The idea was to stir Baltimore's men to action in their own neighborhoods and homes to stop the cycle of violence so frequently driven by drugs and gangs. While many have called on authorities to stem the tide, this was the first time the larger community has come together to fight back.
More than 40 people have been shot since summer began, with 20 of them struck in a single weekend. On Friday, at least four more people were shot by late afternoon.
A man shot in the Johnston Square neighborhood, in the 700 block of E. Preston St., around 2 a.m. died from his wounds, as did a woman shot in her Heritage Crossing home in the 1000 block of Pennsylvania Ave. about 3:30 p.m.
They were homicide numbers 119 and 120 this year.
In an impassioned speech before the march, Police Commissioner Anthony W. Batts implored those within earshot to take action, saying repeatedly that this wasn't about numbers for him, but about faces.
There are "just too many black faces dying on the streets," he said. "This is not a game to me. This is not a rally to me. … The time for talk is over."
Men, mostly African-American, shouted their support as he spoke.
As the only female speaker, Mayor Stephanie Rawlings-Blake said she spoke on behalf of the women, the many single mothers working multiple jobs to take care of their children — or their children's children — often without help from the fathers.

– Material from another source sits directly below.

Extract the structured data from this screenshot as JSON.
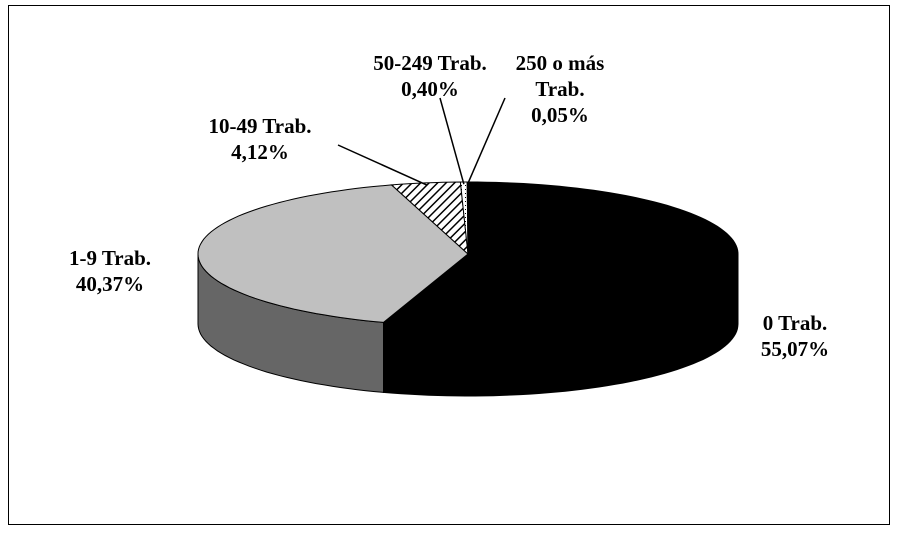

"We'll do it because we have to, but not because we want to," she said of the hard-working women. "We want to be in partnership with the men in our lives."
As the marchers gathered at the 3400 block of North Ave., bound for a turning point at the intersection with Milton Street five miles away, women lined up on either side of them, clapping and shouting in support.
"Black men and unity are words that typically don't go together," said one marcher, Paz Morris, 37. "Black men and drugs, black men and violence" — that's what some in the city are used to hearing, he said. "But black men and unity I think is what you're witnessing here."
Richard Thornton Jr., a minister, called the event a "first step."
"Sometimes, with things like this, if you just show up and participate, it can lead to other things," said Thornton, 58.
The city's violence is largely contained to its poorer areas, those blighted by drugs and gang activity, Places it can be too easy to write off, some said.
"It's easy to get numb to" the violence until it hits home, said O'Neill McDaniels Jr., 39. Three women were shot in late June, one fatally, in the northeast neighborhood he grew up in.
Darrell Jenkins, 53, blamed much of the violence on the lack of positive male role models who can teach boys that force doesn't equal strength. The father of three came to the march to show his children that he cares about their futures.
Bahar and some of his core helpers wore red paint streaked across their cheekbones — war paint symbolizing the blood of children killed in the city.
"We have a problem," Bahar said, "but we also have a solution."
He raised his right hand in the air and led the marchers out, their adrenaline running high.
As the group crossed Pennsylvania Avenue, north of the earlier homicide, a woman yelled "Keep it going, men!"
Baltimore Sun reporter Justin Fenton contributed to this article.